Mais, désormais, l’église catholique est en train d’ouvrir les yeux sur cette lourde poutre intérieure. Et, non sans douleurs, elle se laisse aider pour enlever de sa gestion du pouvoir et de l’autorité sur les fidèles cette culture du secret qui peut servir à couvrir des actes entièrement contraires à l’Évangile. En faisant comme elle le fait en ce moment, ses appels constants à la recherche de la justice et de la vérité n’en ressortiront que plus crédibles et plus recevables non seulement, comme toujours, auprès des grands pécheurs qui en ont le plus besoin, mais aussi, et comme à nouveaux frais, auprès des hommes et des femmes de notre temps qui, sans pécher lourdement, cherchent à se rapprocher de Dieu et à progresser dans une vraie vie spirituelle.

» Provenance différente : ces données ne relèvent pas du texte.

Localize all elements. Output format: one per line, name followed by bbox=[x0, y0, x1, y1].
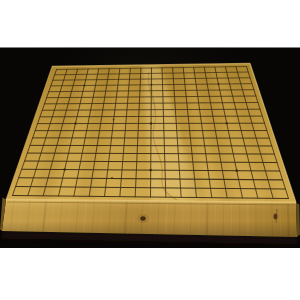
hoshi-point bbox=[150, 122, 152, 124]
front-knot-center bbox=[140, 216, 146, 220]
hoshi-point bbox=[217, 83, 219, 85]
hoshi-point bbox=[235, 169, 238, 172]
hoshi-point bbox=[63, 168, 66, 171]
hoshi-point bbox=[226, 122, 228, 124]
goban-product-photo bbox=[0, 0, 300, 300]
hoshi-point bbox=[74, 122, 76, 124]
hoshi-point bbox=[150, 84, 152, 86]
go-board bbox=[0, 64, 300, 245]
hoshi-point bbox=[149, 169, 152, 172]
front-face-shading bbox=[2, 200, 297, 238]
hoshi-point bbox=[83, 84, 85, 86]
screenshot-root bbox=[0, 0, 300, 300]
photo-area bbox=[0, 48, 300, 249]
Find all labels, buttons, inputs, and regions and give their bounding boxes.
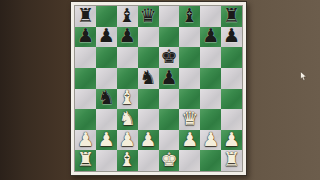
square-e6[interactable]: ♚ — [159, 47, 180, 68]
square-a1[interactable]: ♜ — [75, 150, 96, 171]
square-d4[interactable] — [138, 89, 159, 110]
black-pawn: ♟ — [223, 27, 240, 46]
square-b2[interactable]: ♟ — [96, 130, 117, 151]
black-pawn: ♟ — [119, 27, 136, 46]
square-h7[interactable]: ♟ — [221, 27, 242, 48]
square-b7[interactable]: ♟ — [96, 27, 117, 48]
square-g5[interactable] — [200, 68, 221, 89]
square-e3[interactable] — [159, 109, 180, 130]
square-h6[interactable] — [221, 47, 242, 68]
square-c2[interactable]: ♟ — [117, 130, 138, 151]
square-c3[interactable]: ♞ — [117, 109, 138, 130]
square-f2[interactable]: ♟ — [179, 130, 200, 151]
square-e1[interactable]: ♚ — [159, 150, 180, 171]
chess-board: ♜♝♛♝♜♟♟♟♟♟♚♞♟♞♝♞♛♟♟♟♟♟♟♟♜♝♚♜ — [70, 1, 247, 176]
video-frame: ♜♝♛♝♜♟♟♟♟♟♚♞♟♞♝♞♛♟♟♟♟♟♟♟♜♝♚♜ — [0, 0, 320, 180]
white-king: ♚ — [160, 150, 177, 169]
square-b1[interactable] — [96, 150, 117, 171]
square-c7[interactable]: ♟ — [117, 27, 138, 48]
square-d8[interactable]: ♛ — [138, 6, 159, 27]
square-h2[interactable]: ♟ — [221, 130, 242, 151]
white-pawn: ♟ — [223, 130, 240, 149]
square-a4[interactable] — [75, 89, 96, 110]
square-c4[interactable]: ♝ — [117, 89, 138, 110]
square-f3[interactable]: ♛ — [179, 109, 200, 130]
black-king: ♚ — [160, 47, 177, 66]
square-h1[interactable]: ♜ — [221, 150, 242, 171]
black-rook: ♜ — [77, 6, 94, 25]
square-g8[interactable] — [200, 6, 221, 27]
square-d6[interactable] — [138, 47, 159, 68]
square-g3[interactable] — [200, 109, 221, 130]
square-c8[interactable]: ♝ — [117, 6, 138, 27]
square-a5[interactable] — [75, 68, 96, 89]
white-pawn: ♟ — [77, 130, 94, 149]
black-pawn: ♟ — [77, 27, 94, 46]
square-d7[interactable] — [138, 27, 159, 48]
black-bishop: ♝ — [181, 6, 198, 25]
square-g2[interactable]: ♟ — [200, 130, 221, 151]
black-knight: ♞ — [98, 89, 115, 108]
square-h3[interactable] — [221, 109, 242, 130]
square-f4[interactable] — [179, 89, 200, 110]
square-e7[interactable] — [159, 27, 180, 48]
square-f7[interactable] — [179, 27, 200, 48]
square-d2[interactable]: ♟ — [138, 130, 159, 151]
white-rook: ♜ — [77, 150, 94, 169]
square-e5[interactable]: ♟ — [159, 68, 180, 89]
white-knight: ♞ — [119, 109, 136, 128]
white-bishop: ♝ — [119, 89, 136, 108]
square-f1[interactable] — [179, 150, 200, 171]
black-pawn: ♟ — [98, 27, 115, 46]
white-bishop: ♝ — [119, 150, 136, 169]
square-f5[interactable] — [179, 68, 200, 89]
square-a6[interactable] — [75, 47, 96, 68]
square-b5[interactable] — [96, 68, 117, 89]
black-bishop: ♝ — [119, 6, 136, 25]
white-queen: ♛ — [181, 109, 198, 128]
white-pawn: ♟ — [119, 130, 136, 149]
square-f8[interactable]: ♝ — [179, 6, 200, 27]
square-c6[interactable] — [117, 47, 138, 68]
square-h5[interactable] — [221, 68, 242, 89]
white-pawn: ♟ — [140, 130, 157, 149]
square-a2[interactable]: ♟ — [75, 130, 96, 151]
square-b4[interactable]: ♞ — [96, 89, 117, 110]
square-e2[interactable] — [159, 130, 180, 151]
white-pawn: ♟ — [181, 130, 198, 149]
square-h4[interactable] — [221, 89, 242, 110]
black-pawn: ♟ — [202, 27, 219, 46]
square-d1[interactable] — [138, 150, 159, 171]
square-e4[interactable] — [159, 89, 180, 110]
square-g4[interactable] — [200, 89, 221, 110]
square-f6[interactable] — [179, 47, 200, 68]
black-queen: ♛ — [140, 6, 157, 25]
square-g1[interactable] — [200, 150, 221, 171]
square-b8[interactable] — [96, 6, 117, 27]
black-knight: ♞ — [140, 68, 157, 87]
square-a3[interactable] — [75, 109, 96, 130]
square-b3[interactable] — [96, 109, 117, 130]
square-g7[interactable]: ♟ — [200, 27, 221, 48]
white-pawn: ♟ — [98, 130, 115, 149]
board-grid: ♜♝♛♝♜♟♟♟♟♟♚♞♟♞♝♞♛♟♟♟♟♟♟♟♜♝♚♜ — [75, 6, 242, 171]
square-d5[interactable]: ♞ — [138, 68, 159, 89]
white-pawn: ♟ — [202, 130, 219, 149]
square-g6[interactable] — [200, 47, 221, 68]
mouse-cursor — [300, 67, 308, 78]
white-rook: ♜ — [223, 150, 240, 169]
black-rook: ♜ — [223, 6, 240, 25]
square-d3[interactable] — [138, 109, 159, 130]
square-h8[interactable]: ♜ — [221, 6, 242, 27]
square-c5[interactable] — [117, 68, 138, 89]
square-a8[interactable]: ♜ — [75, 6, 96, 27]
square-c1[interactable]: ♝ — [117, 150, 138, 171]
square-a7[interactable]: ♟ — [75, 27, 96, 48]
square-b6[interactable] — [96, 47, 117, 68]
square-e8[interactable] — [159, 6, 180, 27]
black-pawn: ♟ — [160, 68, 177, 87]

Et ce qui vaut des personnes individuelles et de l’Église entière, vaut aussi de notre civilisation aveuglée par le mythe adolescent de la jouissance effrénée qui l’entretient dans une relation toxique et parasitaire avec notre biosphère. Cette poutre-là sera retirée, au prix d’effondrements douloureux et de transformations radicales, par celles et ceux qui se seront libérés du matérialisme immature et des cultures malsaines, et qui rendront leur place à l’esprit et au sacré pour prendre soin du vivant et de l’humanité.

Alors, que le souffle de Dieu vienne sur nos contemporains, et qu’il leur fasse porter de bons fruits qui rendront, malgré tout, notre avenir savoureux. C’est là notre confiance en l’amour infini de notre Dieu pour notre monde. Amen.